Background: Peripartum cardiomyopathy is one form of life-threatening dilated cardiomyopathy which occurs in previously healthy women in the final months of pregnancy and up to 5 months after delivery. The etiology of peripartum cardiomyopathy remains poorly understood but inflammation or virus-mediated autoimmune reaction to myocardial cells was proposed to be involved in the pathogenesis of peripartum cardiomyopathy. Obstetric management for those parturients requires communication and careful planning between obstetrics, cardiology and anesthesiology.
Case presentation:The first case is a 22-year-old woman presented as gravida 1, para 0, at 38+4 weeks of gestation with the deterioration of dyspnea on exertion and palpitation over the past several days. According to TTE report from cardiac based echocardiography unit, there was a decline in systolic function manifested by overall global wall motion abnormality with EF only 28%. In the second case, A 44-year-old pregnant woman presented at the same hospital with progressing shortness of breath, chest pain and faintness which was diagnose peripartum cardiomyopathy also.
Conclusion:The application of point of care echocardiography might have a beneficial impact on the selection of anesthesia and maintaining the hemodynamic stability of the parturient with peripartum cardiomyopathy undergoing cesarean section. This paper reported two parturients suffering from peripartum cardiomyopathy with acute heart failure undergoing lower segmental cesarean section uneventfully throughout the perioperative period under the guidance of point of care transthoracic echocardiography.

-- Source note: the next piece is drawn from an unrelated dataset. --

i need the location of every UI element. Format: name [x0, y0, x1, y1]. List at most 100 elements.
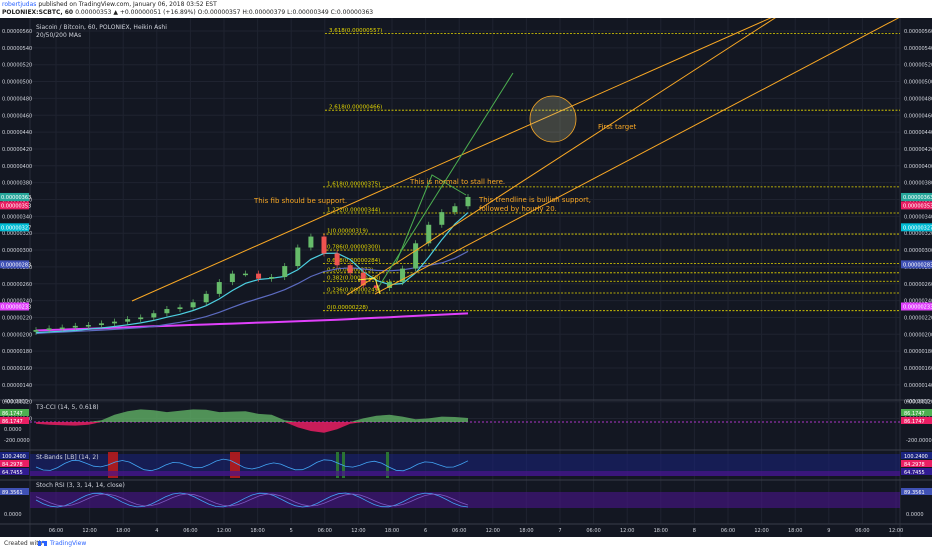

Highlights• Intraoperative transthoracic echocardiography (TTE) plays an important role in identifying the undifferentiated causes of dyspnea of parturient with peripartum cardiomyopathy (PPCM), decision making on the anesthetic management and also evaluating the response to therapeutic intervention during the low segmental cesarean section (LSCS).• Point of care TTE was a useful tool to detect the global or segmental wall motion abnormality of left ventricle as well as right ventricle filling through utility of continuous noninvasive superficial echocardiography in parturients with PPCM undergoing LSCS.